Xing-Übernahme: Es geht los
Anfang September kamen Gerüchte auf, prominente Aktionäre der Xing AG, darunter aktive und ehemalige Mitarbeiter, sollen bereit sein, Anteile in erheblichem Umfang abzugeben. Die Aktie hat sich seither verteuert, die Gerüchte indes sind abgeflaut. Jetzt gibt es neue Spekulationen. Wie DER AKTIONÄR erfahren hat, soll eine Bank mit der Transaktion beauftragt worden sein.
Bereits Anfang September berichtete der Branchendienst TechCrunch, Xing, Deutschlands führendes Online-Business-Netzwerk, habe den Appetit des US-Wettbewerbers LinkedIn angeregt. Prominente Aktionäre der Gesellschaft, darunter aktive und ehemalige Mitarbeiter, sollen bereit sein, Anteile in erheblichem Umfang abgeben zu wollen, hieß es. Folglich müsste auch der Gründer und ehemalige Vorstandschef Lars Hinrichs in die Verhandlungen involviert sein. Er hält nach wie vor über seine LH Cinco Capital GmbH 27,7 Prozent aller ausstehenden Aktien und ist damit größter Teilhaber. Die Aktie des Hamburger Unternehmens hat sich seither verteuert, die Gerüchte indes sind abgeflaut. Jetzt erhalten sie neue Nahrung und die Aktie macht abermals einen großen Satz Richtung AKTIONÄR-Kursziel bei 40,00 Euro.
Spekulationen treiben Xing-Aktienkurs
Während es zuletzt wieder ruhig geworden ist um die Aktie des Online-Business-Netzwerks Xing, keimen nun neue Spekulationen auf. Wie DER AKTIONÄR aus gut informierten Kreisen erfahren hat, wurde eine Bank mit der Durchführung der Verkaufstransaktion beauftragt. Wer allerdings als Käufer auftritt, ist bislang unklar. In der Branche wird nach wie vor LinkedIn als heißester Kandidat gehandelt. Die Amerikaner konnten auf dem deutschen Markt bislang kaum Fuß fassen, hängen hinsichtlich der Nutzerzahlen dem Hamburger Konkurrenten trotz der Übersetzung in die Landessprache hinterher.

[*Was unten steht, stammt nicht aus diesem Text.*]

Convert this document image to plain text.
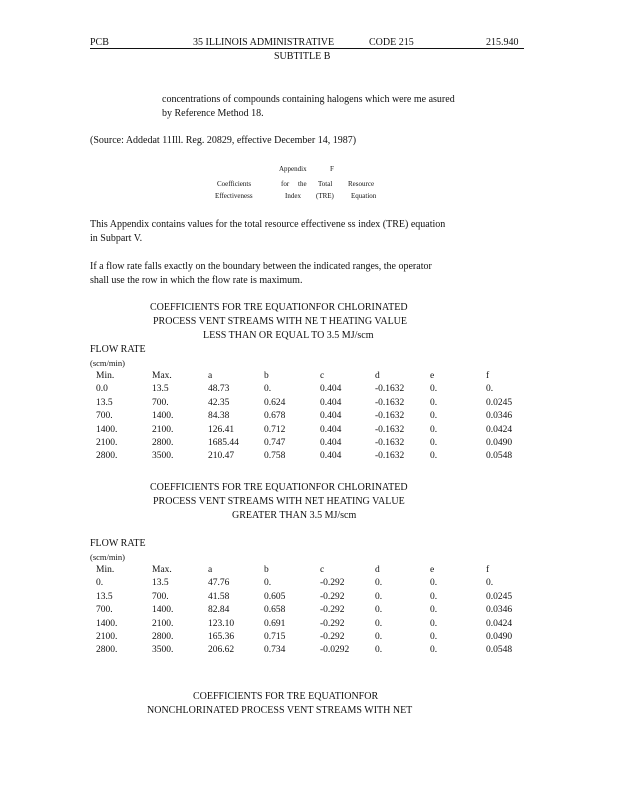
PCB	35 ILLINOIS ADMINISTRATIVE	CODE 215	215.940
SUBTITLE B
concentrations of compounds containing halogens which were me asured
by Reference Method 18.
(Source: Addedat 11Ill. Reg. 20829, effective December 14, 1987)
Appendix	F
Coefficients	for the Total Resource
Effectiveness	Index (TRE) Equation
This Appendix contains values for the total resource effectivene ss index (TRE) equation
in Subpart V.
If a flow rate falls exactly on the boundary between the indicated ranges, the operator
shall use the row in which the flow rate is maximum.
COEFFICIENTS FOR TRE EQUATIONFOR CHLORINATED
PROCESS VENT STREAMS WITH NE T HEATING VALUE
LESS THAN OR EQUAL TO 3.5 MJ/scm
FLOW RATE
(scm/min)
Min.	Max.	a	b	c	d	e	f
0.0	13.5	48.73	0.	0.404	-0.1632	0.	0.
13.5	700.	42.35	0.624	0.404	-0.1632	0.	0.0245
700.	1400.	84.38	0.678	0.404	-0.1632	0.	0.0346
1400.	2100.	126.41	0.712	0.404	-0.1632	0.	0.0424
2100.	2800.	1685.44	0.747	0.404	-0.1632	0.	0.0490
2800.	3500.	210.47	0.758	0.404	-0.1632	0.	0.0548
COEFFICIENTS FOR TRE EQUATIONFOR CHLORINATED
PROCESS VENT STREAMS WITH NET HEATING VALUE
GREATER THAN 3.5 MJ/scm
FLOW RATE
(scm/min)
Min.	Max.	a	b	c	d	e	f
0.	13.5	47.76	0.	-0.292	0.	0.	0.
13.5	700.	41.58	0.605	-0.292	0.	0.	0.0245
700.	1400.	82.84	0.658	-0.292	0.	0.	0.0346
1400.	2100.	123.10	0.691	-0.292	0.	0.	0.0424
2100.	2800.	165.36	0.715	-0.292	0.	0.	0.0490
2800.	3500.	206.62	0.734	-0.0292	0.	0.	0.0548
COEFFICIENTS FOR TRE EQUATIONFOR
NONCHLORINATED PROCESS VENT STREAMS WITH NET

Xing-Aktie bleibt weiterhin kaufenswert
Am Dienstagnachmittag notiert die Xing-Aktie mit einem satten Aufschlag gegenüber dem Vortagesschlusskurs in Höhe von knapp elf Prozent bei 35,88 Euro. Damit nähert sie sich dem Kursziel des AKTIONÄRs bei 40,00 Euro weiter an. Der Titel bleibt angesichts des verbliebenen Potenzials auch unabhängig von Übernahmegerüchten attraktiv. Der Stoppkurs sollte auf 29,00 Euro angehoben werden.